И он, и бедная, вся от слез ослабевшая Наталья Михайловна до самой последней минуты не верили в страшный конец: «Неужели ты отчаиваешься в милосердии Государя? Ведь Он сам супруг, отец и правосудец!..» Но супруг, отец и правосудец всемилостивейше повелеть соизволил задавить и Рылеева. И, надеясь, может быть, что последнее, прощальное письмо его к жене попадет в руки царя и смягчит его сердце, Рылеев только что написал ей: «Бог и Государь решили участь мою: я должен умереть смертию позорною. Да будет Его воля!.. Мой милый друг, предайся и ты воле Всемогущего, и Он утешит тебя… За душу мою молись Богу. Не ропщи ни на Него, ни на Государя…» и т. д. И, как Пестель в молитве, он ищет сил в своих стихах.

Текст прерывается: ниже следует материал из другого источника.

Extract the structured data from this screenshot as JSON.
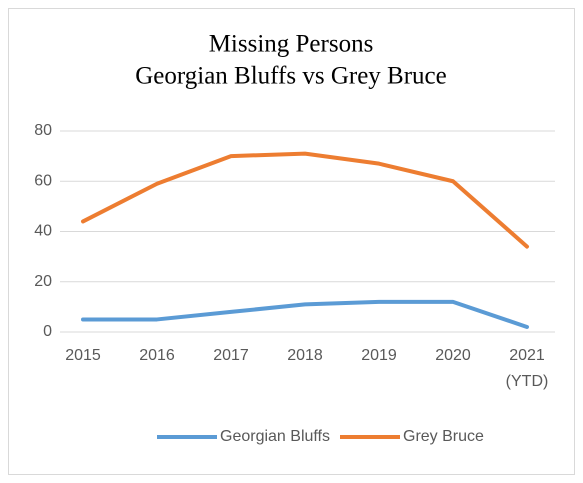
{
  "chart_data": {
    "type": "line",
    "title": "Missing Persons",
    "subtitle": "Georgian Bluffs vs Grey Bruce",
    "categories": [
      "2015",
      "2016",
      "2017",
      "2018",
      "2019",
      "2020",
      "2021 (YTD)"
    ],
    "series": [
      {
        "name": "Georgian Bluffs",
        "color": "#5b9bd5",
        "values": [
          5,
          5,
          8,
          11,
          12,
          12,
          2
        ]
      },
      {
        "name": "Grey Bruce",
        "color": "#ed7d31",
        "values": [
          44,
          59,
          70,
          71,
          67,
          60,
          34
        ]
      }
    ],
    "ylim": [
      0,
      80
    ],
    "yticks": [
      0,
      20,
      40,
      60,
      80
    ],
    "grid": true,
    "legend": "bottom"
  }
}
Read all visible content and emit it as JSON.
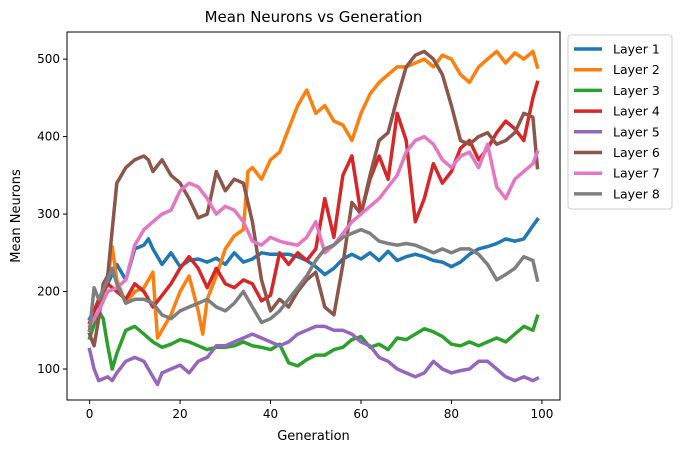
{
  "chart_data": {
    "type": "line",
    "title": "Mean Neurons vs Generation",
    "xlabel": "Generation",
    "ylabel": "Mean Neurons",
    "xlim": [
      -5,
      104
    ],
    "ylim": [
      60,
      535
    ],
    "xticks": [
      0,
      20,
      40,
      60,
      80,
      100
    ],
    "yticks": [
      100,
      200,
      300,
      400,
      500
    ],
    "grid": false,
    "legend_position": "outside-right",
    "series": [
      {
        "name": "Layer 1",
        "color": "#1f77b4",
        "x": [
          0,
          2,
          4,
          6,
          8,
          10,
          12,
          13,
          14,
          16,
          18,
          20,
          22,
          24,
          26,
          28,
          30,
          32,
          34,
          36,
          38,
          40,
          42,
          44,
          46,
          48,
          50,
          52,
          54,
          56,
          58,
          60,
          62,
          64,
          66,
          68,
          70,
          72,
          74,
          76,
          78,
          80,
          82,
          84,
          86,
          88,
          90,
          92,
          94,
          96,
          98,
          99
        ],
        "values": [
          165,
          185,
          210,
          235,
          215,
          255,
          260,
          268,
          255,
          235,
          250,
          232,
          240,
          242,
          238,
          243,
          235,
          250,
          238,
          242,
          250,
          248,
          248,
          248,
          245,
          240,
          232,
          222,
          230,
          242,
          248,
          242,
          250,
          240,
          252,
          240,
          245,
          248,
          245,
          240,
          238,
          232,
          238,
          248,
          255,
          258,
          262,
          268,
          265,
          268,
          285,
          293
        ]
      },
      {
        "name": "Layer 2",
        "color": "#ff7f0e",
        "x": [
          0,
          2,
          4,
          5,
          6,
          8,
          10,
          12,
          14,
          15,
          16,
          18,
          20,
          22,
          24,
          25,
          26,
          28,
          30,
          32,
          34,
          35,
          36,
          38,
          40,
          42,
          44,
          46,
          48,
          50,
          52,
          54,
          56,
          58,
          60,
          62,
          64,
          66,
          68,
          70,
          72,
          74,
          76,
          78,
          80,
          82,
          84,
          86,
          88,
          90,
          92,
          94,
          96,
          98,
          99
        ],
        "values": [
          150,
          170,
          215,
          258,
          215,
          185,
          200,
          205,
          225,
          140,
          150,
          170,
          200,
          220,
          175,
          145,
          190,
          220,
          255,
          272,
          280,
          355,
          360,
          345,
          370,
          380,
          410,
          440,
          460,
          430,
          440,
          420,
          415,
          395,
          430,
          455,
          470,
          480,
          490,
          490,
          495,
          500,
          490,
          505,
          500,
          480,
          470,
          490,
          500,
          510,
          495,
          508,
          500,
          510,
          490
        ]
      },
      {
        "name": "Layer 3",
        "color": "#2ca02c",
        "x": [
          0,
          2,
          3,
          4,
          5,
          6,
          8,
          10,
          12,
          14,
          16,
          18,
          20,
          22,
          24,
          26,
          28,
          30,
          32,
          34,
          36,
          38,
          40,
          42,
          44,
          46,
          48,
          50,
          52,
          54,
          56,
          58,
          60,
          62,
          64,
          66,
          68,
          70,
          72,
          74,
          76,
          78,
          80,
          82,
          84,
          86,
          88,
          90,
          92,
          94,
          96,
          98,
          99
        ],
        "values": [
          140,
          175,
          165,
          130,
          100,
          120,
          150,
          155,
          145,
          135,
          128,
          132,
          138,
          135,
          130,
          125,
          128,
          128,
          130,
          135,
          130,
          128,
          125,
          132,
          108,
          104,
          112,
          118,
          118,
          125,
          128,
          138,
          142,
          128,
          132,
          125,
          140,
          138,
          145,
          152,
          148,
          142,
          132,
          130,
          135,
          130,
          135,
          140,
          135,
          145,
          155,
          150,
          168
        ]
      },
      {
        "name": "Layer 4",
        "color": "#d62728",
        "x": [
          0,
          2,
          4,
          6,
          8,
          10,
          12,
          14,
          16,
          18,
          20,
          22,
          24,
          26,
          28,
          30,
          32,
          34,
          36,
          38,
          40,
          42,
          44,
          46,
          48,
          50,
          52,
          54,
          56,
          58,
          60,
          62,
          64,
          66,
          68,
          70,
          72,
          74,
          76,
          78,
          80,
          82,
          84,
          86,
          88,
          90,
          92,
          94,
          96,
          98,
          99
        ],
        "values": [
          160,
          190,
          210,
          200,
          190,
          210,
          200,
          180,
          195,
          210,
          230,
          245,
          230,
          205,
          230,
          210,
          205,
          215,
          210,
          188,
          195,
          250,
          235,
          250,
          240,
          255,
          320,
          270,
          350,
          375,
          300,
          345,
          375,
          345,
          430,
          395,
          290,
          320,
          365,
          340,
          355,
          385,
          395,
          370,
          385,
          405,
          420,
          410,
          395,
          450,
          470
        ]
      },
      {
        "name": "Layer 5",
        "color": "#9467bd",
        "x": [
          0,
          1,
          2,
          4,
          5,
          6,
          8,
          10,
          12,
          14,
          15,
          16,
          18,
          20,
          22,
          24,
          26,
          28,
          30,
          32,
          34,
          36,
          38,
          40,
          42,
          44,
          46,
          48,
          50,
          52,
          54,
          56,
          58,
          60,
          62,
          64,
          66,
          68,
          70,
          72,
          74,
          76,
          78,
          80,
          82,
          84,
          86,
          88,
          90,
          92,
          94,
          96,
          98,
          99
        ],
        "values": [
          125,
          100,
          85,
          90,
          85,
          95,
          110,
          115,
          110,
          90,
          80,
          95,
          100,
          105,
          95,
          110,
          115,
          130,
          130,
          135,
          140,
          145,
          140,
          135,
          130,
          135,
          145,
          150,
          155,
          155,
          150,
          150,
          145,
          135,
          130,
          115,
          110,
          100,
          95,
          90,
          95,
          110,
          100,
          95,
          98,
          100,
          110,
          110,
          100,
          90,
          85,
          90,
          85,
          88
        ]
      },
      {
        "name": "Layer 6",
        "color": "#8c564b",
        "x": [
          0,
          1,
          2,
          3,
          4,
          6,
          8,
          10,
          12,
          13,
          14,
          16,
          18,
          20,
          22,
          24,
          26,
          28,
          30,
          32,
          34,
          36,
          38,
          40,
          42,
          44,
          46,
          48,
          50,
          52,
          54,
          56,
          58,
          60,
          62,
          64,
          66,
          68,
          70,
          72,
          74,
          76,
          78,
          80,
          82,
          84,
          86,
          88,
          90,
          92,
          94,
          96,
          98,
          99
        ],
        "values": [
          145,
          130,
          165,
          210,
          220,
          340,
          360,
          370,
          375,
          370,
          355,
          370,
          350,
          340,
          320,
          295,
          300,
          355,
          330,
          345,
          340,
          290,
          215,
          175,
          190,
          180,
          200,
          215,
          225,
          180,
          170,
          235,
          315,
          300,
          350,
          395,
          405,
          450,
          490,
          505,
          510,
          500,
          480,
          440,
          395,
          390,
          400,
          405,
          390,
          395,
          405,
          430,
          425,
          360
        ]
      },
      {
        "name": "Layer 7",
        "color": "#e377c2",
        "x": [
          0,
          2,
          4,
          6,
          8,
          10,
          12,
          14,
          16,
          18,
          20,
          22,
          24,
          26,
          28,
          30,
          32,
          34,
          36,
          38,
          40,
          42,
          44,
          46,
          48,
          50,
          52,
          54,
          56,
          58,
          60,
          62,
          64,
          66,
          68,
          70,
          72,
          74,
          76,
          78,
          80,
          82,
          84,
          86,
          88,
          90,
          92,
          94,
          96,
          98,
          99
        ],
        "values": [
          155,
          175,
          200,
          205,
          215,
          260,
          280,
          290,
          300,
          305,
          330,
          340,
          335,
          320,
          300,
          310,
          305,
          290,
          265,
          260,
          270,
          265,
          262,
          260,
          270,
          290,
          250,
          260,
          275,
          290,
          300,
          310,
          320,
          335,
          350,
          380,
          395,
          400,
          390,
          370,
          360,
          375,
          380,
          360,
          390,
          335,
          320,
          345,
          355,
          365,
          380
        ]
      },
      {
        "name": "Layer 8",
        "color": "#7f7f7f",
        "x": [
          0,
          1,
          2,
          4,
          5,
          6,
          8,
          10,
          12,
          14,
          16,
          18,
          20,
          22,
          24,
          26,
          28,
          30,
          32,
          34,
          36,
          38,
          40,
          42,
          44,
          46,
          48,
          50,
          52,
          54,
          56,
          58,
          60,
          62,
          64,
          66,
          68,
          70,
          72,
          74,
          76,
          78,
          80,
          82,
          84,
          86,
          88,
          90,
          92,
          94,
          96,
          98,
          99
        ],
        "values": [
          150,
          205,
          190,
          215,
          230,
          210,
          185,
          190,
          190,
          185,
          170,
          165,
          175,
          180,
          185,
          190,
          180,
          175,
          185,
          200,
          180,
          160,
          165,
          175,
          190,
          205,
          220,
          240,
          255,
          260,
          270,
          275,
          280,
          275,
          265,
          262,
          260,
          262,
          260,
          255,
          250,
          255,
          250,
          255,
          255,
          248,
          235,
          215,
          222,
          230,
          245,
          240,
          215
        ]
      }
    ]
  }
}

Бумаги нет у него, и он использует для этого металлические тарелки, из которых их кормили:

Тюрьма мне в честь, не в укоризну, –

пишет он, –

За дело правое я в ней,

И мне ль стыдиться сих цепей,

Коли ношу их за Отчизну!..

Начальство, заметив, что арестанты употребляют тарелки для писания, заменило их глиняными. Тогда Рылеев, достав как-то кленовые листья, царапает на них свое последнее стихотворение, в котором он все тешит себя старой сказкой: еще немного, и он, «как Моисей на горе Навав, увидит край обетованный…» Но в душе точно зуб больной ныл нестерпимо…

Но спокоен был кроткий и обаятельный Сергей Иванович Муравьев-Апостол. Его отец, старый дипломат, – он был посланником в Испании – огорчился, увидев при свидании сына в изорванном и окровавленном сюртуке, в котором его, раненого, взяли в плен.

– Я пришлю тебе другое платье… – сказал он.

– Благодарю, не нужно… – отвечал сын. – Я умру с пятнами крови, пролитой за благо отечества…

Много видевший в жизни старик только тихонько вздохнул…

Бедный Каховской маялся на своей жесткой койке и стонал от стыда и отвращения к себе, к людям, ко всей жизни. Сам царь обманывал его все время, как ребенка, как самого последнего дурака! Каховскому показалось, что с царем лучшая политика – это политика рыцарская: полная, мужественная правда. И обыкновенно молчаливый Каховский начал горячо, картавя, говорить о тяжелом положении России. Царь подавал сочувственные реплики, что еще более поддавало жару патриоту. А когда Николай прослезился и заявил, что он сам «есть первый гражданин отечества», Каховский сразу был взят в плен и перед ним открылись прямо сияющие горизонты. «Государь, – писал режицида из царской тюрьмы, – я не умею, не могу, не хочу льстить: со вчерашнего дня я полюбил Вас, как человека, и всем сердцем желаю любить в Вас моего монарха, отца отечества…»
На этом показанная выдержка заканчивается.